El Texto de Textos nos revela en Isaías 47:13, “te has fatigado en tus muchos consejos. Comparezcan ahora y te defiendan los contempladores de los cielos, los que observan las estrellas, los que cuentan los meses, para pronosticar lo que vendrá sobre ti. 14 He aquí que serán como tamo; fuego los quemará, no salvarán sus vidas del poder de la llama; no quedará brasa para calentarse, ni lumbre a la cual se sienten”.

Si aceptamos que el Creador es Luz: vida, todo lo que reproducen sus destellos llámese galaxias, estrellas, nebulosas, constelaciones, planetas, satélites, cometas, asteroides o cualquier molécula por imperceptible que nos parezca contiene esa su esencia. Energía que a su vez moviliza toda la creación, por lo tanto, aun en la oscuridad de nuestras visiones alejadas de Él interactuamos con cada uno de esos fragmentos con los cuales intercambiamos información en todos los niveles hasta que nos reintegrarnos conscientemente a esa su esencia.

Lo que implica que, tanto lo que logran auscultar los astrónomos o incluso los conocimientos de los astrólogos con sus especulaciones al respecto de esos destellos, solo nos ilustran de la influencia de ese Ser particularmente en nosotros y la necesidad de percibirnos como parte de y no aparte hasta de nosotros mismos.

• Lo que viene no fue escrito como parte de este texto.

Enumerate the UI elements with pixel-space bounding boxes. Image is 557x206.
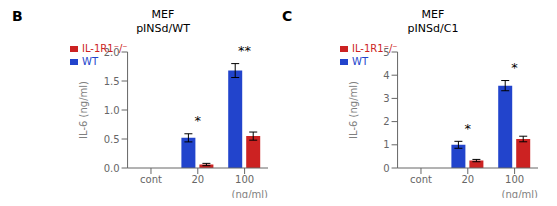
svg-text:(ng/ml): (ng/ml) (232, 189, 268, 198)
svg-text:*: * (465, 121, 472, 136)
svg-text:100: 100 (505, 174, 524, 185)
svg-text:0.5: 0.5 (104, 134, 120, 145)
svg-text:1: 1 (383, 139, 389, 150)
svg-text:20: 20 (191, 174, 204, 185)
svg-text:0: 0 (383, 163, 389, 174)
svg-text:1.0: 1.0 (104, 105, 120, 116)
svg-text:2: 2 (383, 116, 389, 127)
svg-text:0.0: 0.0 (104, 163, 120, 174)
svg-text:5: 5 (383, 47, 389, 58)
svg-text:100: 100 (235, 174, 254, 185)
svg-text:cont: cont (410, 174, 432, 185)
svg-text:cont: cont (140, 174, 162, 185)
svg-text:20: 20 (461, 174, 474, 185)
svg-text:4: 4 (383, 70, 389, 81)
svg-text:IL-6 (ng/ml): IL-6 (ng/ml) (348, 81, 359, 139)
svg-text:*: * (511, 60, 518, 75)
svg-text:3: 3 (383, 93, 389, 104)
svg-text:IL-6 (ng/ml): IL-6 (ng/ml) (78, 81, 89, 139)
svg-text:1.5: 1.5 (104, 76, 120, 87)
svg-text:*: * (195, 113, 202, 128)
svg-text:(ng/ml): (ng/ml) (502, 189, 538, 198)
svg-text:2.0: 2.0 (104, 47, 120, 58)
svg-text:**: ** (238, 43, 252, 58)
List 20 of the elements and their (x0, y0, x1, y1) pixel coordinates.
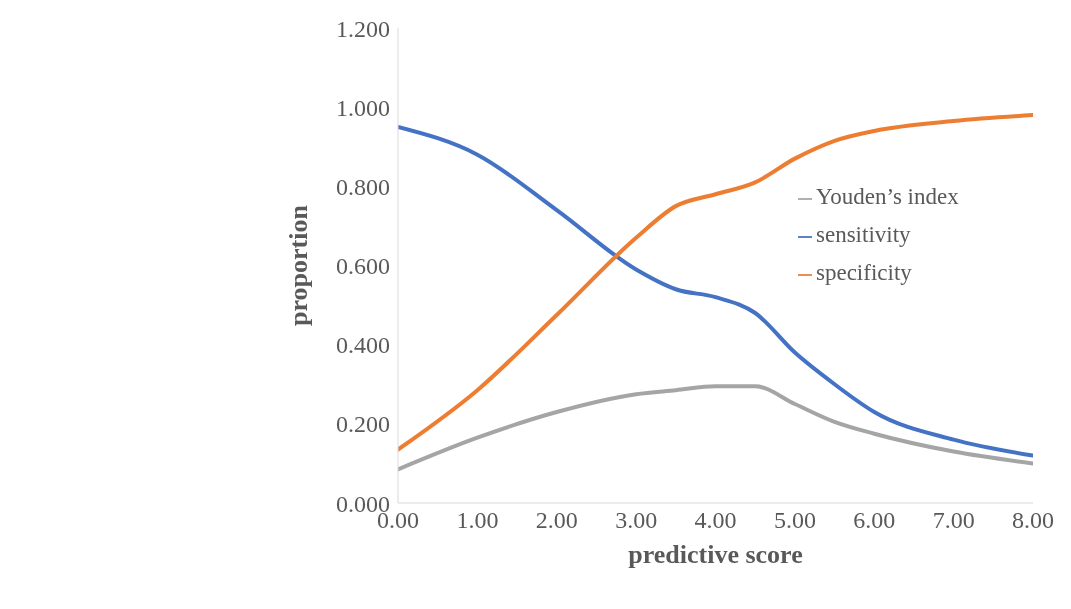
y-tick-label: 0.600 (336, 253, 390, 280)
y-tick-label: 1.000 (336, 94, 390, 121)
x-tick-label: 2.00 (535, 507, 578, 534)
x-tick-label: 4.00 (694, 507, 737, 534)
x-tick-label: 5.00 (773, 507, 816, 534)
y-tick-label: 0.800 (336, 173, 390, 200)
y-tick-label: 1.200 (336, 15, 390, 42)
x-tick-label: 1.00 (456, 507, 499, 534)
x-tick-label: 3.00 (615, 507, 658, 534)
x-tick-label: 6.00 (853, 507, 896, 534)
x-tick-label: 7.00 (932, 507, 975, 534)
y-tick-label: 0.200 (336, 411, 390, 438)
legend-label: Youden’s index (816, 184, 959, 209)
x-axis-title: predictive score (628, 540, 803, 569)
legend-label: specificity (816, 260, 912, 285)
y-axis-title: proportion (284, 204, 314, 326)
y-tick-label: 0.400 (336, 332, 390, 359)
line-series (398, 384, 1033, 472)
legend-label: sensitivity (816, 222, 911, 247)
x-tick-label: 8.00 (1012, 507, 1054, 534)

Así es como cada una de nuestras relaciones tanto en lo micro individual como en lo macro, que va más allá de lo social deben llevarnos a fluir con ese universo infinito y eterno al que ni siquiera logramos imaginarnos.

Así que ocuparnos de estas señales es mucho más que asumir si tendremos suerte o no como lo proyectan algunos a través de horóscopos en donde el futuro nos debe llevar más bien a buscar sus bendiciones al sabernos en Él, iluminando así nuestros pensamientos, palabras y actos de forma correcta, coherente y consecuente gracias a sus mandatos y preceptos, los mismos que nos motivan a acercarnos y vincularnos con nosotros, los otros y la creación conforme a esos propósitos lumínicos celestiales.

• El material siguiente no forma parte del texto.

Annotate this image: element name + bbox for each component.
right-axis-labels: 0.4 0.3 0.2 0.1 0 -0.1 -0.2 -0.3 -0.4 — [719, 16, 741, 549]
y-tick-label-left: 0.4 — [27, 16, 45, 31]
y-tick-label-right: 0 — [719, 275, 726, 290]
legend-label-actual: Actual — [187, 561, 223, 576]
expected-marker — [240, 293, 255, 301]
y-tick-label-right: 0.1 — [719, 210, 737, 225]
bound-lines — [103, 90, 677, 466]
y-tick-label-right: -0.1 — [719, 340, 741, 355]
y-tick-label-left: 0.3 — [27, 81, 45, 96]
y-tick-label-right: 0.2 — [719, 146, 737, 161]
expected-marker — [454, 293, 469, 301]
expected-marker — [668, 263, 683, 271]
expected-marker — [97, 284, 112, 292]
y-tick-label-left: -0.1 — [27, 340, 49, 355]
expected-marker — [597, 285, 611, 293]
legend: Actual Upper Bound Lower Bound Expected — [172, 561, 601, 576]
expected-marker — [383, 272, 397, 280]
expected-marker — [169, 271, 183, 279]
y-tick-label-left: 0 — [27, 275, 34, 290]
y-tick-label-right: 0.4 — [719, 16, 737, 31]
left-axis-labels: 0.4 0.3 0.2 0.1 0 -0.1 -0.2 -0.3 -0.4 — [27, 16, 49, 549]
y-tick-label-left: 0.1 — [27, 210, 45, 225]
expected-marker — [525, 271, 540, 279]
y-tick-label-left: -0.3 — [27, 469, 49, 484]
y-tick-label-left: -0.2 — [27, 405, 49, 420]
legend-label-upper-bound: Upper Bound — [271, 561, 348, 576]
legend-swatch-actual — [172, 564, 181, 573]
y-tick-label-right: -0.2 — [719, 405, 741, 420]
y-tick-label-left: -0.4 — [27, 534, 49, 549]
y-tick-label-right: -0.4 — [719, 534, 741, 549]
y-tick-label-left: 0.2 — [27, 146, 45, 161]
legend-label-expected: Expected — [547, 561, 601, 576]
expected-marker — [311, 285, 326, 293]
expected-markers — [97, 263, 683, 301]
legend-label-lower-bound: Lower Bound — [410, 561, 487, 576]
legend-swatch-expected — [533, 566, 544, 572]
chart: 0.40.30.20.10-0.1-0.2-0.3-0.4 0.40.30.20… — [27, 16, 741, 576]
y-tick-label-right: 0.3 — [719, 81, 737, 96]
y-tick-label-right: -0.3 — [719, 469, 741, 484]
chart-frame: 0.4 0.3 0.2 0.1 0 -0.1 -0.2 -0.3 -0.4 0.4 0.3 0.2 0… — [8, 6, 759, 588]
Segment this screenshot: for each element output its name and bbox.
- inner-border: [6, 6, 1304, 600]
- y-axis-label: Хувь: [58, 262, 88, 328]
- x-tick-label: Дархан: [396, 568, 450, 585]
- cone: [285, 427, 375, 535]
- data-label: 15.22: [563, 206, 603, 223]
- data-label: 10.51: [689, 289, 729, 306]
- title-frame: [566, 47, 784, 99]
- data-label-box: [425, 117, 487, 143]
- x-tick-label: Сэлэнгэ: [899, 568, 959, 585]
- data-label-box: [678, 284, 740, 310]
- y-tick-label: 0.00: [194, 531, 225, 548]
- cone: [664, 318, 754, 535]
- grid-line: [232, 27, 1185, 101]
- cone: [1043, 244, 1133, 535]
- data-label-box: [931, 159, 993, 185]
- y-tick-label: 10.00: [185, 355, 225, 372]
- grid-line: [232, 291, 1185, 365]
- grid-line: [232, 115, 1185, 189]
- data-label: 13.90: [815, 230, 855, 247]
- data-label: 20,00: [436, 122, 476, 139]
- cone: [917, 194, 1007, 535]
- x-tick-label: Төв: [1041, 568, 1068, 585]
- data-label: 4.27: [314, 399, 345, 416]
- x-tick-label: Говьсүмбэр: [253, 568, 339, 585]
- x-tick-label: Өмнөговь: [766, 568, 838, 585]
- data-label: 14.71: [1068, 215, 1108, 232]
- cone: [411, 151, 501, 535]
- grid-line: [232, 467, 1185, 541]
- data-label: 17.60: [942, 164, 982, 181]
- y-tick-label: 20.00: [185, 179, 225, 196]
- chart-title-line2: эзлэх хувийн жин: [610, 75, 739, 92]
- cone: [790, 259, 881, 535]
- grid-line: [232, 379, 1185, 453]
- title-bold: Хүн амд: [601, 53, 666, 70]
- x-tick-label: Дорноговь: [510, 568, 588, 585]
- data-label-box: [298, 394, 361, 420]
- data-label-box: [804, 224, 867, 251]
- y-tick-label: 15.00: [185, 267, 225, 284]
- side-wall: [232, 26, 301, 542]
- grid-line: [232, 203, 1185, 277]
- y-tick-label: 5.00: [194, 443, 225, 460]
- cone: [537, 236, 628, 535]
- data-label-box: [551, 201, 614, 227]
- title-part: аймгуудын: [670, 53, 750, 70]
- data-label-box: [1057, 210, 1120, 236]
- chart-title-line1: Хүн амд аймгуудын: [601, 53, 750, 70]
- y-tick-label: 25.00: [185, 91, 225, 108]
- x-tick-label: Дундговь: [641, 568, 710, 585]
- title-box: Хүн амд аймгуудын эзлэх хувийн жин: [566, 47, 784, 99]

Cada intercambio de dicha información que en lo físico reconocemos como masas celulares nos ofrece las posibilidades de vivir, lo que implica que es preciso buscar dicha armonía consciente con cada una de esas partículas, que en todos sus niveles o dimensiones nos permiten ser parte de un universo del que conocemos muy poco, pero en el que debemos reconocernos a través de Él y su Luz para darle sentido a nuestras vivencias.

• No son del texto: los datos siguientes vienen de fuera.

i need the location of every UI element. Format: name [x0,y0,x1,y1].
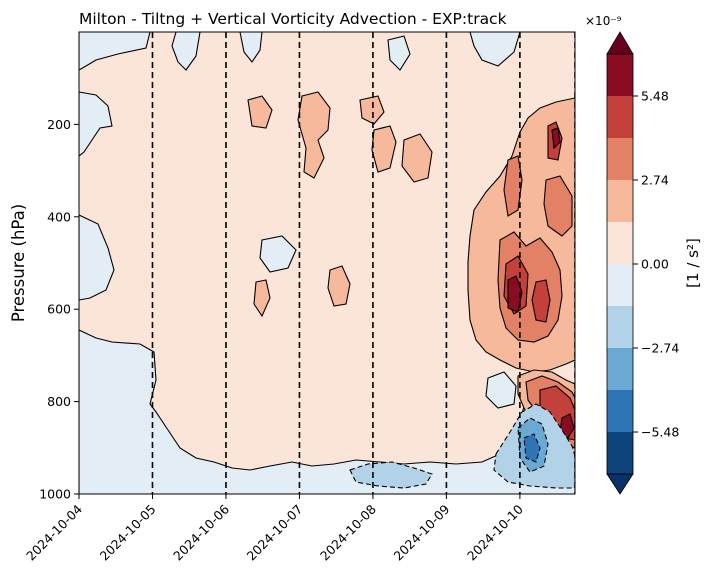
region-pos-blob1 [247,95,273,129]
region-pos-blob7 [253,279,271,318]
colorbar-tick-label: −5.48 [641,425,679,440]
x-tick-label: 2024-10-06 [170,501,232,563]
y-axis: 200 400 600 800 1000 [39,117,79,502]
x-tick-label: 2024-10-07 [244,502,306,564]
plot-frame [78,31,576,495]
region-pos-blob6 [327,265,351,307]
region-neg4 [523,433,541,463]
colorbar-tick-label: −2.74 [641,341,679,356]
chart-title: Milton - Tiltng + Vertical Vorticity Adv… [79,10,507,28]
region-neg-topleft [79,32,151,71]
y-tick-label: 800 [47,394,71,409]
region-neg-top-right1 [387,35,411,71]
region-pos-blob2 [297,91,331,179]
x-tick-label: 2024-10-09 [391,501,453,563]
colorbar-segment [607,306,633,348]
y-tick-label: 1000 [39,487,71,502]
y-tick-label: 600 [47,302,71,317]
region-neg-center [259,235,297,273]
region-neg-top-mid1 [171,32,201,71]
colorbar-segment [607,348,633,390]
colorbar-tick-label: 0.00 [641,257,669,272]
y-tick-label: 400 [47,209,71,224]
x-tick-label: 2024-10-08 [317,501,379,563]
colorbar-over-triangle [606,31,634,55]
colorbar-segment [607,54,633,96]
colorbar-segment [607,96,633,138]
region-pos4-b [551,127,561,150]
colorbar-segment [607,390,633,432]
region-pos2-right-upper [543,175,573,237]
x-tick-label: 2024-10-05 [97,502,159,564]
colorbar-segment [607,138,633,180]
plot-area [79,32,575,494]
day-separator-lines [151,32,575,494]
colorbar-tick-label: 5.48 [641,89,669,104]
colorbar-label: [1 / s²] [684,238,702,288]
colorbar-offset-text: ×10⁻⁹ [585,14,622,28]
y-tick-label: 200 [47,117,71,132]
region-neg2-bottom-mid [349,461,433,489]
region-pos-blob4 [371,125,397,173]
y-axis-label: Pressure (hPa) [9,204,28,322]
x-axis: 2024-10-04 2024-10-05 2024-10-06 2024-10-07… [23,494,526,563]
x-tick-label: 2024-10-10 [464,501,526,563]
region-pos-blob3 [359,95,385,125]
region-neg-top-right2 [469,32,521,67]
region-pos-blob5 [401,133,433,183]
colorbar-segment [607,264,633,306]
region-pos3-b [531,279,551,323]
colorbar-tick-label: 2.74 [641,173,669,188]
negative-very-strong-regions [523,433,541,463]
x-tick-label: 2024-10-04 [23,501,85,563]
region-neg-left-upper [79,91,113,157]
region-neg-right-lower [485,371,517,409]
colorbar-segment [607,180,633,222]
region-neg-left-mid [79,214,115,301]
colorbar-segment [607,222,633,264]
colorbar-segment [607,432,633,474]
colorbar: 5.48 2.74 0.00 −2.74 −5.48 [606,31,679,495]
region-neg-top-mid2 [239,32,263,63]
region-pos2-upper [503,155,523,217]
colorbar-under-triangle [606,473,634,495]
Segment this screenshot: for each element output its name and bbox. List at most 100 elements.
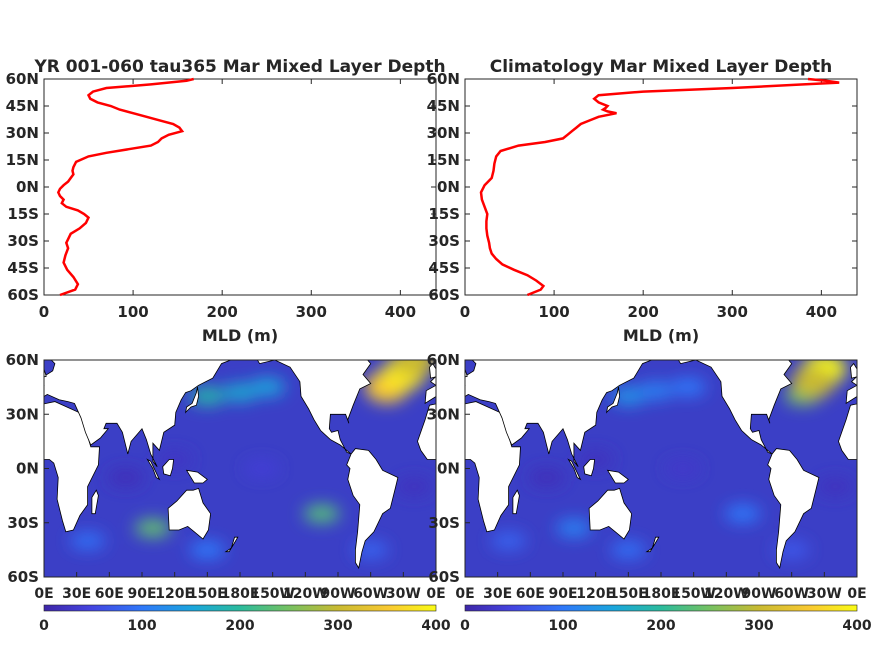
y-tick-label: 30N [427, 124, 460, 142]
landmass-africa [44, 401, 100, 533]
x-tick-label: 200 [628, 303, 659, 321]
mld-feature [249, 378, 286, 397]
x-tick-label: 60W [774, 586, 809, 602]
x-tick-label: 60W [353, 586, 388, 602]
x-tick-label: 0 [39, 303, 49, 321]
y-tick-label: 60S [7, 568, 39, 586]
landmass-africa [465, 401, 521, 533]
y-tick-label: 30N [6, 405, 39, 423]
plot-frame [464, 78, 858, 296]
landmass-africa [838, 403, 857, 460]
continents [44, 320, 806, 570]
x-tick-label: 30W [807, 586, 842, 602]
mld-feature [156, 450, 193, 469]
x-tick-label: 400 [385, 303, 416, 321]
landmass-australia [588, 487, 633, 540]
y-tick-label: 0N [16, 178, 39, 196]
y-tick-label: 30S [428, 232, 460, 250]
x-tick-label: 90E [127, 586, 156, 602]
x-tick-label: 60E [95, 586, 124, 602]
mld-feature [664, 459, 701, 478]
landmass-uk [465, 368, 468, 378]
y-tick-label: 45N [6, 97, 39, 115]
y-tick-label: 60S [428, 568, 460, 586]
y-tick-label: 60S [428, 286, 460, 304]
x-tick-label: 180E [642, 586, 681, 602]
x-tick-label: 90E [548, 586, 577, 602]
landmass-sumatra [146, 458, 161, 481]
x-tick-label: 300 [296, 303, 327, 321]
x-tick-label: 30E [483, 586, 512, 602]
x-tick-label: 30W [386, 586, 421, 602]
y-tick-label: 30N [6, 124, 39, 142]
x-tick-label: 0E [847, 586, 866, 602]
y-tick-label: 0N [16, 460, 39, 478]
mld-feature [555, 519, 592, 538]
y-tick-label: 45N [427, 97, 460, 115]
mld-feature [107, 468, 144, 487]
landmass-borneo [162, 459, 175, 477]
colorbar-tick-label: 0 [39, 618, 49, 634]
landmass-sumatra [567, 458, 582, 481]
x-tick-label: 300 [717, 303, 748, 321]
mld-feature [189, 540, 226, 559]
colorbar-tick-label: 200 [225, 618, 254, 634]
mld-feature [222, 383, 258, 402]
landmass-namerica [256, 360, 372, 455]
landmass-greenland [791, 360, 809, 361]
colorbar-tick-label: 300 [744, 618, 773, 634]
landmass-borneo [583, 459, 596, 477]
x-tick-label: 120W [704, 586, 749, 602]
landmass-madagascar [91, 489, 99, 515]
x-tick-label: 100 [117, 303, 148, 321]
x-tick-label: 120E [155, 586, 194, 602]
x-tick-label: 120E [576, 586, 615, 602]
mld-feature [303, 504, 340, 523]
y-tick-label: 30S [7, 514, 39, 532]
landmass-eurasia [424, 375, 436, 405]
mld-feature [134, 519, 171, 538]
y-tick-label: 30S [428, 514, 460, 532]
mld-profile-line [56, 77, 195, 297]
y-tick-label: 0N [437, 178, 460, 196]
plot-frame [43, 78, 437, 296]
x-tick-label: 30E [62, 586, 91, 602]
x-tick-label: 120W [283, 586, 328, 602]
y-tick-label: 15N [427, 151, 460, 169]
y-tick-label: 0N [437, 460, 460, 478]
colorbar [464, 604, 858, 612]
profile-panel-right: Climatology Mar Mixed Layer Depth 60S 45S… [427, 57, 858, 345]
panel-title: Climatology Mar Mixed Layer Depth [490, 57, 833, 77]
mld-feature [724, 504, 761, 523]
mld-field [490, 360, 854, 559]
colorbar-tick-label: 0 [460, 618, 470, 634]
landmass-namerica [677, 360, 793, 455]
mld-feature [392, 360, 436, 376]
landmass-newguinea [185, 469, 208, 484]
x-tick-label: 0E [426, 586, 445, 602]
colorbar-tick-label: 300 [323, 618, 352, 634]
colorbar-tick-label: 100 [548, 618, 577, 634]
x-tick-label: 180E [221, 586, 260, 602]
landmass-madagascar [512, 489, 520, 515]
y-tick-label: 15S [428, 205, 460, 223]
landmass-japan [605, 387, 621, 414]
panel-title: YR 001-060 tau365 Mar Mixed Layer Depth [33, 57, 445, 77]
mld-feature [490, 531, 527, 550]
landmass-africa [417, 403, 436, 460]
profile-panel-left: YR 001-060 tau365 Mar Mixed Layer Depth … [6, 57, 446, 345]
mld-feature [637, 381, 674, 400]
landmass-eurasia [845, 375, 857, 405]
mld-feature [610, 540, 647, 559]
mld-feature [396, 477, 433, 496]
mld-feature [817, 477, 854, 496]
landmass-samerica [346, 448, 399, 570]
x-tick-label: 400 [806, 303, 837, 321]
landmass-greenland [757, 320, 806, 360]
colorbar-tick-label: 200 [646, 618, 675, 634]
x-tick-label: 100 [538, 303, 569, 321]
y-tick-label: 60N [6, 70, 39, 88]
landmass-uk [850, 362, 857, 379]
landmass-newguinea [606, 469, 629, 484]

Todo nos aporta y nos da señales al respecto de percibir la vida como un don inmerecido que sin embargo no logramos valorar por vivir confundidos en medio de nuestras oscuridades, esas que nos impiden alcanzar la claridad necesaria para atender esos destellos del Creador y a través de estos aceptarnos como sus hijos: seres únicos que estamos llamados a complementarnos con todo y en todo, teniendo en cuenta que somos Luz es decir vida y esta solo se da a través del Creador, por lo que el seguir en tinieblas solo denota su ausencia y por ello nuestra oscuridad ,que traducimos incluso en ignorancia.

 

El Texto de Textos nos revela en Lucas 21:25, “y habrá señales en el sol, en la luna y en las estrellas, y sobre la tierra, angustia entre las naciones, perplejas a causa del rugido del mar y de las olas”.

Oremos para que hasta los astros nos guíen hacia el amor del Creador.